I can only hope that I didn't roll my eyes, because, like I said, I was enjoying our conversation. I found this lady's sense of humor and presence absolutely delightful.
But gee, I'm tired of hearing that sentence. I'm tired of what seems to lurk beneath that sentence: a sense that lesbian and gay people in the church are somehow interested in prolonging the discussion of our sex lives.
Um, because we're really not. I say that with some confidence. I have yet to meet a gay or lesbian Lutheran who relishes the fact that our intimate relationships, our love lives, and "what y'all do in bed" is fodder for church assembly conversation and debate. I don't know any gay or lesbian Lutherans who like being "studied."
I'm leaving out transgendered and bisexual Lutherans because I'm afraid we've only just begun to study them. We've had some conversation about bisexuality, but it hasn't really gone anywhere. The church has yet to actually legislate around gender identity or bisexuality. You're only precluded from serving a church if you are in a "homosexual sexual relationship." So the defining issue is still "what y'all do in bed."
Look, here's where the confusion arises. I hate this debate. I hate being studied.

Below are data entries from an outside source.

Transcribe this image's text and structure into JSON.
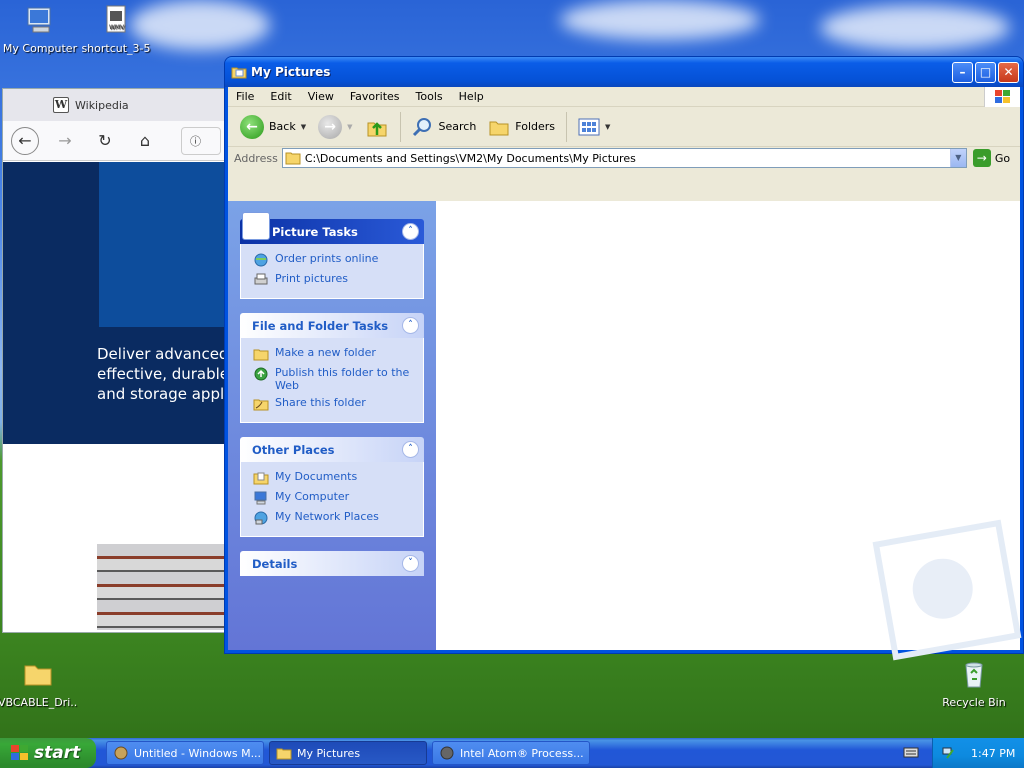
{
  "desktop": {
    "icons": [
      {
        "label": "My Computer"
      },
      {
        "label": "shortcut_3-5"
      },
      {
        "label": "VBCABLE_Dri..."
      },
      {
        "label": "Recycle Bin"
      }
    ]
  },
  "browser": {
    "tab_title": "Wikipedia",
    "hero_text": [
      "Deliver advanced",
      "effective, durable,",
      "and storage appli"
    ]
  },
  "window": {
    "title": "My Pictures",
    "menu": [
      "File",
      "Edit",
      "View",
      "Favorites",
      "Tools",
      "Help"
    ],
    "toolbar": {
      "back": "Back",
      "search": "Search",
      "folders": "Folders"
    },
    "address": {
      "label": "Address",
      "value": "C:\\Documents and Settings\\VM2\\My Documents\\My Pictures",
      "go": "Go"
    },
    "panels": {
      "picture_tasks": {
        "title": "Picture Tasks",
        "items": [
          "Order prints online",
          "Print pictures"
        ]
      },
      "file_folder_tasks": {
        "title": "File and Folder Tasks",
        "items": [
          "Make a new folder",
          "Publish this folder to the Web",
          "Share this folder"
        ]
      },
      "other_places": {
        "title": "Other Places",
        "items": [
          "My Documents",
          "My Computer",
          "My Network Places"
        ]
      },
      "details": {
        "title": "Details"
      }
    }
  },
  "taskbar": {
    "start": "start",
    "tasks": [
      "Untitled - Windows M...",
      "My Pictures",
      "Intel Atom® Process..."
    ],
    "clock": "1:47 PM"
  }
}
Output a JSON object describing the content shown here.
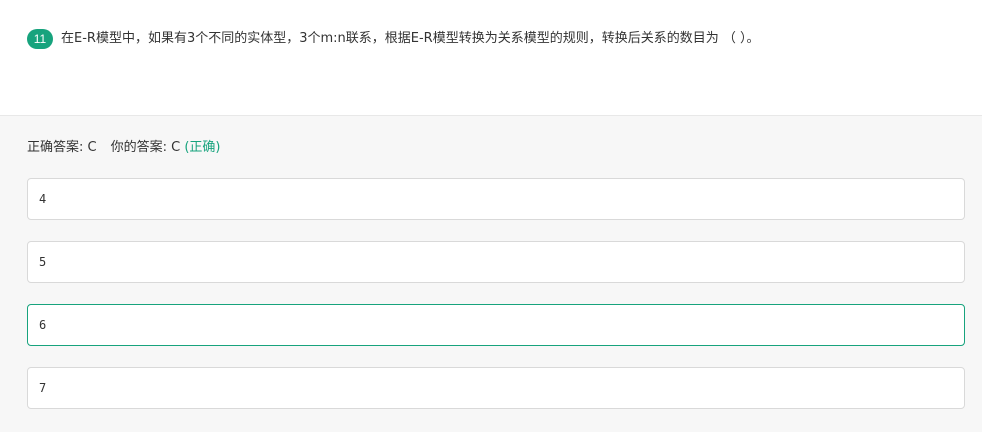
{
  "question": {
    "number": "11",
    "text": "在E-R模型中，如果有3个不同的实体型，3个m:n联系，根据E-R模型转换为关系模型的规则，转换后关系的数目为 （ ）。"
  },
  "answer": {
    "correct_label": "正确答案: C",
    "yours_label": "你的答案: C",
    "result": "(正确)"
  },
  "options": [
    {
      "text": "4",
      "selected": false
    },
    {
      "text": "5",
      "selected": false
    },
    {
      "text": "6",
      "selected": true
    },
    {
      "text": "7",
      "selected": false
    }
  ],
  "colors": {
    "accent": "#17a37d",
    "badge_bg": "#17a37d",
    "text": "#333333",
    "answer_bg": "#f7f7f7",
    "border": "#d9d9d9"
  }
}
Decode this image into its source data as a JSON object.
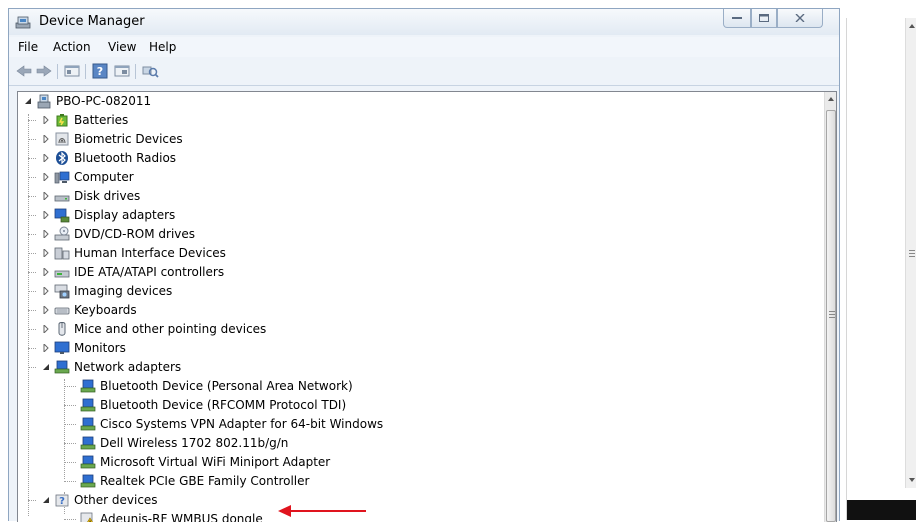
{
  "window": {
    "title": "Device Manager"
  },
  "menu": [
    "File",
    "Action",
    "View",
    "Help"
  ],
  "tree": {
    "root": "PBO-PC-082011",
    "categories": [
      {
        "label": "Batteries",
        "icon": "battery-icon",
        "expanded": false
      },
      {
        "label": "Biometric Devices",
        "icon": "fingerprint-icon",
        "expanded": false
      },
      {
        "label": "Bluetooth Radios",
        "icon": "bluetooth-icon",
        "expanded": false
      },
      {
        "label": "Computer",
        "icon": "computer-icon",
        "expanded": false
      },
      {
        "label": "Disk drives",
        "icon": "disk-drive-icon",
        "expanded": false
      },
      {
        "label": "Display adapters",
        "icon": "display-adapter-icon",
        "expanded": false
      },
      {
        "label": "DVD/CD-ROM drives",
        "icon": "dvd-drive-icon",
        "expanded": false
      },
      {
        "label": "Human Interface Devices",
        "icon": "hid-icon",
        "expanded": false
      },
      {
        "label": "IDE ATA/ATAPI controllers",
        "icon": "ide-controller-icon",
        "expanded": false
      },
      {
        "label": "Imaging devices",
        "icon": "camera-icon",
        "expanded": false
      },
      {
        "label": "Keyboards",
        "icon": "keyboard-icon",
        "expanded": false
      },
      {
        "label": "Mice and other pointing devices",
        "icon": "mouse-icon",
        "expanded": false
      },
      {
        "label": "Monitors",
        "icon": "monitor-icon",
        "expanded": false
      },
      {
        "label": "Network adapters",
        "icon": "network-adapter-icon",
        "expanded": true,
        "children": [
          "Bluetooth Device (Personal Area Network)",
          "Bluetooth Device (RFCOMM Protocol TDI)",
          "Cisco Systems VPN Adapter for 64-bit Windows",
          "Dell Wireless 1702 802.11b/g/n",
          "Microsoft Virtual WiFi Miniport Adapter",
          "Realtek PCIe GBE Family Controller"
        ]
      },
      {
        "label": "Other devices",
        "icon": "unknown-device-icon",
        "expanded": true,
        "children": [
          "Adeunis-RF WMBUS dongle"
        ]
      }
    ]
  },
  "colors": {
    "annotation_arrow": "#e0141e",
    "warning": "#f2c40f",
    "accent": "#2f6fd1"
  }
}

But if we're ever going to have justice, this unequal, uncomfortable conversation has to take place. The alternative is to continue the longstanding, unstated "don't ask, don't tell" policy we have used for years. And at this point, there are just too dang many of us to try to cram back into that closet.
So as a lesbian, I wish we could quit talking about it as well. Yesterday. But I guess there's no other way through the crucible moment than to play with fire.